Marvel Knights: Spider-Man #13

Posted: Thursday, April 21, 2005
By: Jason Cornwell

"Wild Blue Yonder, Part One"

Writer: Reginald Hudlin
Artists: Billy Tan (p), John Sibal (i)

Publisher: Marvel Comics

Plot: The Absorbing Man escapes from jail, while Peter Parker adjusts to recent changes that have occurred in his life. He's now a card carrying member of the Avengers, and he's living in Stark Tower. After the summer teaching job he had lined up falls by the wayside, a dejected Peter returns home where he distressfully discovers that there are elements from his costumed life intruding upon his out-of-costume life. He also finds himself in an odd position at the Daily Bugle, as he's assigned a new partner who sets off his spider-sense.

Comments: On one hand I rather like the idea that Peter would be unsettled by the idea that elements of his costumed life were intruding upon his civilian life. One of the more engaging elements of the character has been the clear line that he had managed to establish between the two roles. Peter Parker was plagued by troubles, while Spider-Man was forever offering up the non-stop jokes, and seemed to be Peter's escape from his troubles. However, Reginald Hudlin looks to have trouble expressing why Peter would be bothered by his new living situation, as we see him get into an uncharacteristic chest-thumping scenario with Logan, which has both characters acting more like plot devices than real characters, and this plot contrivance continues on to the final page where it results in a downright strange cliffhanger that seems to exist simply because the issue needed a cliffhanger moment. Still, I did like how the removes Peter from his position as a school teacher, as frankly I've never been a huge fan of this job. There's only so many times you can show the character showing up late for class, or skipping out early before you begin to question why he hasn't been fired. Now I'm not sure pushing him back to his job at the Daily Bugle was the right move as it does feel like a step backwards, but it does bring him back into contact with a well established, and highly engaging supporting cast so I'm not all that disappointed by this move. Still most of this issue seems driven by awkward character moments, and the overall pace has an uneven quality about it that makes for some rough scene transitions, with some scenes like Spider-Man's battle with the Absorbing Man being dropped for no better reason than the writing deciding to move on to the next scene.

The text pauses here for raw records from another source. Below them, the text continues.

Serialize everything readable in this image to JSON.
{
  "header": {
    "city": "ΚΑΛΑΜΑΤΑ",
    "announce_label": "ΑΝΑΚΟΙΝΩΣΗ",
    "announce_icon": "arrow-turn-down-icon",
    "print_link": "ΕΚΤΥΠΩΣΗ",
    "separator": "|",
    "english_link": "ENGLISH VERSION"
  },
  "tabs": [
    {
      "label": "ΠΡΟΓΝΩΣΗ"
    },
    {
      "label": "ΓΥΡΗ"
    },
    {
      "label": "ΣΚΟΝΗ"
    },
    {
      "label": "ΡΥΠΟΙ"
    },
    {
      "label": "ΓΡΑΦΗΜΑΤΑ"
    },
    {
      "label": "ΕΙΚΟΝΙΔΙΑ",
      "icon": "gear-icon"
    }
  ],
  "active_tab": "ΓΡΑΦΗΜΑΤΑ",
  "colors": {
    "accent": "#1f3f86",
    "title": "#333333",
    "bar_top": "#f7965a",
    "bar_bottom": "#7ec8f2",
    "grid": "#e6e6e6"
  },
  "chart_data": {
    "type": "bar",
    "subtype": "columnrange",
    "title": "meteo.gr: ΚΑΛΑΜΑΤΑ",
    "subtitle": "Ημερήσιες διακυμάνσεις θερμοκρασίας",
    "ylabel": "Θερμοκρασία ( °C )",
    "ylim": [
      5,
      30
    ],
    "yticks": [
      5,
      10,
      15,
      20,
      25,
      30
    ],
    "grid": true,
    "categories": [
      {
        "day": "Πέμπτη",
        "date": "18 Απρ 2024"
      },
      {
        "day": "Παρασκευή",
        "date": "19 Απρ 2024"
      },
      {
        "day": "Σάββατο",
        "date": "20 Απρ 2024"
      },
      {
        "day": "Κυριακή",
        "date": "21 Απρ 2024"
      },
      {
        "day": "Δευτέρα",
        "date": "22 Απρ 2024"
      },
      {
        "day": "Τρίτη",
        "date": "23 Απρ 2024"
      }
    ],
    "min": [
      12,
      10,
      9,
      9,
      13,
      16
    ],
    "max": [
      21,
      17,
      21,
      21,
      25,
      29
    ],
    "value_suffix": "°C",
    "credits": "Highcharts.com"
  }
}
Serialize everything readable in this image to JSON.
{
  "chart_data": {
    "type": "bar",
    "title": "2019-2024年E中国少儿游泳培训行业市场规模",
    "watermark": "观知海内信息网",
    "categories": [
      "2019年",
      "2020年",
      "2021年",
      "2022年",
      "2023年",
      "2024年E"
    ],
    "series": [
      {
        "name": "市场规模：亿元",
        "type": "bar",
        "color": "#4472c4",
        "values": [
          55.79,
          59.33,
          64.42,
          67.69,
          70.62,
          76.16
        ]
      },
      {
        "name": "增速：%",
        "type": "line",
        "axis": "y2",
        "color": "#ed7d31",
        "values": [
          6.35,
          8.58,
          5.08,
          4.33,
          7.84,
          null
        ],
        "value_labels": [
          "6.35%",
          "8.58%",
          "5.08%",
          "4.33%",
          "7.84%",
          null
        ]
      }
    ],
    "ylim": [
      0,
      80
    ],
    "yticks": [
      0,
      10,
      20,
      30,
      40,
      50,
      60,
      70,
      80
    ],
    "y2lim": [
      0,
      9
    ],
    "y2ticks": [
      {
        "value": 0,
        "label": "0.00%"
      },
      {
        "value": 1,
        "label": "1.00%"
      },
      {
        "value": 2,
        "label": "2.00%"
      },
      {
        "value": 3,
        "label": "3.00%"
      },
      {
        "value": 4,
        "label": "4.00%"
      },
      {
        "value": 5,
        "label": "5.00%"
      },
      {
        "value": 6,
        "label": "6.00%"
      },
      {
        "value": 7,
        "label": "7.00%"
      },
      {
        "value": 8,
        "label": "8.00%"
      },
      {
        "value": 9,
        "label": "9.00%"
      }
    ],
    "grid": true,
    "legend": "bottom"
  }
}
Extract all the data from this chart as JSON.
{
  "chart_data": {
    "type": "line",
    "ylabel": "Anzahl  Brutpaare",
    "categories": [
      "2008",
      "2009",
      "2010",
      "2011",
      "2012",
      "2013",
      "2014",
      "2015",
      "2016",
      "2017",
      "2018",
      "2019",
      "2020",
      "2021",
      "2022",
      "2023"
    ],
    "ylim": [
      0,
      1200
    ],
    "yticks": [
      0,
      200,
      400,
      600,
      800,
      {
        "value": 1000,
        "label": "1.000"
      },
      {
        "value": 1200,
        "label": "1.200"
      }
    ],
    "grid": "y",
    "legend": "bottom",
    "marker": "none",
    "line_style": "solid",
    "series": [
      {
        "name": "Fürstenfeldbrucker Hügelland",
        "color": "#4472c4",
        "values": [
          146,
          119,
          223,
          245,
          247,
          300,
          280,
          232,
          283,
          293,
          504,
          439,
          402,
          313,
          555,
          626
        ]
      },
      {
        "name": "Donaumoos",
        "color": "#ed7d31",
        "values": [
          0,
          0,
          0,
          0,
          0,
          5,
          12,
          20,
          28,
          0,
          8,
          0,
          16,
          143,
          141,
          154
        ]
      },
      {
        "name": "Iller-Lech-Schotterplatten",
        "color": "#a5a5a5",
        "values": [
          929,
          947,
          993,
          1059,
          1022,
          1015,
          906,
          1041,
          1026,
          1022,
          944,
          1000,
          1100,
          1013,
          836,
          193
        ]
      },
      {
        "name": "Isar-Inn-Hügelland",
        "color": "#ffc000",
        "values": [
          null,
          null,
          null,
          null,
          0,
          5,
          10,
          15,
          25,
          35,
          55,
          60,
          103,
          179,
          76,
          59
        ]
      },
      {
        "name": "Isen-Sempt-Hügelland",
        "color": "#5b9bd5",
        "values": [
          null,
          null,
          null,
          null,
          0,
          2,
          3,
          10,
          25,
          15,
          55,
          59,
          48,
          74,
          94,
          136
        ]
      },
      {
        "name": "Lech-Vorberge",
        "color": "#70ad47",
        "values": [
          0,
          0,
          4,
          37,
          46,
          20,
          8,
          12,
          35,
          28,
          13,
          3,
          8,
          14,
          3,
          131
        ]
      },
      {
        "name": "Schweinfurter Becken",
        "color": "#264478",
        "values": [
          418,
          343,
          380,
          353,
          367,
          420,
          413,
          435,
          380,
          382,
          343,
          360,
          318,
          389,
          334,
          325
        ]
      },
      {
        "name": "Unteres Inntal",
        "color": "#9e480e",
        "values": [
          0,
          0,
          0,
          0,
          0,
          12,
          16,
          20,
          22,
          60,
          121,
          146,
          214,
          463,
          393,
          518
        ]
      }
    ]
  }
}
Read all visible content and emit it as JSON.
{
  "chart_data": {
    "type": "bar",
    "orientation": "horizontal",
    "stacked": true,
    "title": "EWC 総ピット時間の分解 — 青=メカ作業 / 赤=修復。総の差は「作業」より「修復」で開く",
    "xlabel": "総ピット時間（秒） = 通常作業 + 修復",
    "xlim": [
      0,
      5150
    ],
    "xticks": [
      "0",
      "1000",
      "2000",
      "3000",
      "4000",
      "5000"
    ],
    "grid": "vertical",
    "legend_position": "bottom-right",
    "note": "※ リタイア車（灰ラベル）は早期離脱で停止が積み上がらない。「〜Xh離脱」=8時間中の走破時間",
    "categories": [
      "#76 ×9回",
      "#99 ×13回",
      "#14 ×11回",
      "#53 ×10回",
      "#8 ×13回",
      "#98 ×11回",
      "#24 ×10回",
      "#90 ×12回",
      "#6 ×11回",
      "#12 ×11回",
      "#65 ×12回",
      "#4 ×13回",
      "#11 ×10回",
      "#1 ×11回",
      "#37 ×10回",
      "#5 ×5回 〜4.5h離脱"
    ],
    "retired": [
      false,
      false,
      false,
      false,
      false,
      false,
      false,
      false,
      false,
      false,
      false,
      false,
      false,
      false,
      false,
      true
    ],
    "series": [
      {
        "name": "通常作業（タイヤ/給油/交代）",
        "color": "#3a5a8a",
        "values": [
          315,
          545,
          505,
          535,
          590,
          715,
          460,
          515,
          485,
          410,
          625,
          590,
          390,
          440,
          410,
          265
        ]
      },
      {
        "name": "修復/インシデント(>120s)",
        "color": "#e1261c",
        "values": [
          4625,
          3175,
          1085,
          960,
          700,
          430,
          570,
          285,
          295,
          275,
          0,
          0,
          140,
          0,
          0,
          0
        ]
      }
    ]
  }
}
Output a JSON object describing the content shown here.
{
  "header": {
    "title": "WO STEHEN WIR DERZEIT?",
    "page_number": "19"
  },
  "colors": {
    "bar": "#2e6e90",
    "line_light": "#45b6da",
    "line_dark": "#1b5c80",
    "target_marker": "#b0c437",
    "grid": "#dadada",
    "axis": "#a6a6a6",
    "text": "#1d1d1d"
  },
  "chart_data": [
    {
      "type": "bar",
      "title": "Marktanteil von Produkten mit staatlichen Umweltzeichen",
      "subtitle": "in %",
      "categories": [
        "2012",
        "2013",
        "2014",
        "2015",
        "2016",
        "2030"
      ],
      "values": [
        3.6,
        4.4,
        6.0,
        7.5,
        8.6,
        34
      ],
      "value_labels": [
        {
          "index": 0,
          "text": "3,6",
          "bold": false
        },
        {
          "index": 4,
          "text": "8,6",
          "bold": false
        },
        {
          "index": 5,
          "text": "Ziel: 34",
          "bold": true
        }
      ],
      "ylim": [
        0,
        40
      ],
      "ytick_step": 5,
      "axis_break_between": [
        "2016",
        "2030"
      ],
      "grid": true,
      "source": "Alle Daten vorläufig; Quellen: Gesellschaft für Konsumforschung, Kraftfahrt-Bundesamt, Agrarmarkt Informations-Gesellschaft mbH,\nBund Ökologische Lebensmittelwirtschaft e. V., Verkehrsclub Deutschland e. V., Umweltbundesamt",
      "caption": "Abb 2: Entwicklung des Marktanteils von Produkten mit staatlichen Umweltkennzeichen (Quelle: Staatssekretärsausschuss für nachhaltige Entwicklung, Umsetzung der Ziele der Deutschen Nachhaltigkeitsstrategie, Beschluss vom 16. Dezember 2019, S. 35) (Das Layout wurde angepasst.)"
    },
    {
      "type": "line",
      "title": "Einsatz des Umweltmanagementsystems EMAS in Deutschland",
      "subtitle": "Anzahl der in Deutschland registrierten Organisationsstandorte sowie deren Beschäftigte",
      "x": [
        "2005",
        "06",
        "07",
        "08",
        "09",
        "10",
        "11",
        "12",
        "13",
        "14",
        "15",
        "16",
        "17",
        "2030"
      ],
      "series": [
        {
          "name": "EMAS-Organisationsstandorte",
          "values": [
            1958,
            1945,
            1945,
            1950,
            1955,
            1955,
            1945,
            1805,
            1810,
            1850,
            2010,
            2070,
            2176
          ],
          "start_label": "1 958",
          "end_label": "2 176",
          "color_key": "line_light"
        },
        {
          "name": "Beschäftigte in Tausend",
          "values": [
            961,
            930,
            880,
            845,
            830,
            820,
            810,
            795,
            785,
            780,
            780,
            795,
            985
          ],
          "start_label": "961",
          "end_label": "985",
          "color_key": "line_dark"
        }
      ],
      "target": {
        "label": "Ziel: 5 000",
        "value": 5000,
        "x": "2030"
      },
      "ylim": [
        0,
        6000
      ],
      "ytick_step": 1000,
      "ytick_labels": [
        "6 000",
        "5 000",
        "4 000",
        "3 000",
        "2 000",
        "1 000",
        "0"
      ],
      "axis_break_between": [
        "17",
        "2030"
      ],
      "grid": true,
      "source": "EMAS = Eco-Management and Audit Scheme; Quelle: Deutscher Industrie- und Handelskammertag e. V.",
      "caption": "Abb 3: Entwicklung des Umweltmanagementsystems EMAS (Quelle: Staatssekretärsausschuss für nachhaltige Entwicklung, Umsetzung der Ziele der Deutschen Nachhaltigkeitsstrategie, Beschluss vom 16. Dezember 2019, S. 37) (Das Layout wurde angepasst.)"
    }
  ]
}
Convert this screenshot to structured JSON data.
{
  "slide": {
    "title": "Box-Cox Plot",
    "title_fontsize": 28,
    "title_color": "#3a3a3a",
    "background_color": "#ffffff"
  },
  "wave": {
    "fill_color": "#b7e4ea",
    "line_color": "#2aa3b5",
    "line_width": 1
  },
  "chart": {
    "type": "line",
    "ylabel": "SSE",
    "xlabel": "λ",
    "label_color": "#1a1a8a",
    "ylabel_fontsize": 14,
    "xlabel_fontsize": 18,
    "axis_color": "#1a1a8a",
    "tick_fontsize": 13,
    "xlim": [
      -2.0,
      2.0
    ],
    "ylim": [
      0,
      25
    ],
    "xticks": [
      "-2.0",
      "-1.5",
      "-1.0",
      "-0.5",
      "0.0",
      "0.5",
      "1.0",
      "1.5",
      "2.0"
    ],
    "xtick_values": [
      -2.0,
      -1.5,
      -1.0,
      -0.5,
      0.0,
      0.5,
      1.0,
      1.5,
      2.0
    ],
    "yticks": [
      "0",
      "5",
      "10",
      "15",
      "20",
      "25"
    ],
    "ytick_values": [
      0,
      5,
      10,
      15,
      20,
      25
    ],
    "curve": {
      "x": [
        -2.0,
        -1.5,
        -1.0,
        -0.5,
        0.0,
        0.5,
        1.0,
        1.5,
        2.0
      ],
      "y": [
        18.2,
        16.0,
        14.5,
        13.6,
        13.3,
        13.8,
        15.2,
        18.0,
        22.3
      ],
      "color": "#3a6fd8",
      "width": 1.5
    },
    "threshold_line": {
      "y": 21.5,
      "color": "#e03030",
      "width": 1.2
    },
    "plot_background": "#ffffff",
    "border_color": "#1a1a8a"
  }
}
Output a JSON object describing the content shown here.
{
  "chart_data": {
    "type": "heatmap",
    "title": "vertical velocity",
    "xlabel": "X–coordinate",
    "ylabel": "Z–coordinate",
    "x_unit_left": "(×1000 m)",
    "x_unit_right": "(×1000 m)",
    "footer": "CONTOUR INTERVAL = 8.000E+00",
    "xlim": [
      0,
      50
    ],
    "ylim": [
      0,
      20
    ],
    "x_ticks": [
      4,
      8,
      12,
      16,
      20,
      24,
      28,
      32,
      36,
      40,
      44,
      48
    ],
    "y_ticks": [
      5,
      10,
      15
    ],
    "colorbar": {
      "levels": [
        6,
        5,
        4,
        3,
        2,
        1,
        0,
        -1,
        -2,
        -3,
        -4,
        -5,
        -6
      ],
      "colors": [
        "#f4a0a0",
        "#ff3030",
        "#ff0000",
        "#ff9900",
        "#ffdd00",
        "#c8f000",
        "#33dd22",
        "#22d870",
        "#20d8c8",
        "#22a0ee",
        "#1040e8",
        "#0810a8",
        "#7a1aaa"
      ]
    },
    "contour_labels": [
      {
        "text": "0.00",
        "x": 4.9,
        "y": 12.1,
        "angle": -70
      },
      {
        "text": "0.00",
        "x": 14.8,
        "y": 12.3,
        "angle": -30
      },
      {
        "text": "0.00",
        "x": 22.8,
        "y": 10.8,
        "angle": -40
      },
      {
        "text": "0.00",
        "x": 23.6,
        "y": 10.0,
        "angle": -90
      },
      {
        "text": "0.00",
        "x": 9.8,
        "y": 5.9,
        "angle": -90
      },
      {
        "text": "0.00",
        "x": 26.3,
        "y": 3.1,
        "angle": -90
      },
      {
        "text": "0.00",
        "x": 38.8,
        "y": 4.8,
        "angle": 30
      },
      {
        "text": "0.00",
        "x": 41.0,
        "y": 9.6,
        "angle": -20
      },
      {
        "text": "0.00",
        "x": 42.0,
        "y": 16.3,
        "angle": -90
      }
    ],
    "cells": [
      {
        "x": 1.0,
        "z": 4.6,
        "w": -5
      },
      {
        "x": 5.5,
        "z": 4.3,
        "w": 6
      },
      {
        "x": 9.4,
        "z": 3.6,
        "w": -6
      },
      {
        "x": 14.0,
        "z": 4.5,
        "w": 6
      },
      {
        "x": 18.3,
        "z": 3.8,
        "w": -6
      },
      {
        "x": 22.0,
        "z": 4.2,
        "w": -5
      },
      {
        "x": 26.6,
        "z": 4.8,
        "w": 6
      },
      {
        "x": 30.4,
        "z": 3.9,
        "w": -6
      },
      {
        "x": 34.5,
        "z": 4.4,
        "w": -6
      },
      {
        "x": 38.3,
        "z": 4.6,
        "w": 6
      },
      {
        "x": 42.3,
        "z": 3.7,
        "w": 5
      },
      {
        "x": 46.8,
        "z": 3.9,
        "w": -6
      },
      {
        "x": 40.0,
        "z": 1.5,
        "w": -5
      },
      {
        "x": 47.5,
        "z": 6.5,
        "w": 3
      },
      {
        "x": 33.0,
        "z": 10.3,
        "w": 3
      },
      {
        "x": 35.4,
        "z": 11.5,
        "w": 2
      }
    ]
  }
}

Billy Tan looks to be a fairly new artist as his work has some decided rough edges. For example, his characters look more like they are posing for a photo instead of natural body movement, and his backgrounds lack the three-dimensional quality that more accomplished artists seem to have no problem with. However, since both of these elements look to be qualities that plague most artists early in the careers I think it's pretty safe to say they are also elements that are smoothed over with experience, and as such I'm not going to make too much noise about them. However, a more troublesome area is that the art struggles to the clearly delivery the action, as Spider-Man's battle with the Absorbing Man is a rather flat experience visually, thanks to some extremely poor manner in which the action on the page was laid out. He also makes Mary Jane look like a teenage girl, and Peter spends most of the issue missing his neck, both of which were distracting visual elements during key sections of the issue. We do get a nice cover shot from Steve McNiven though.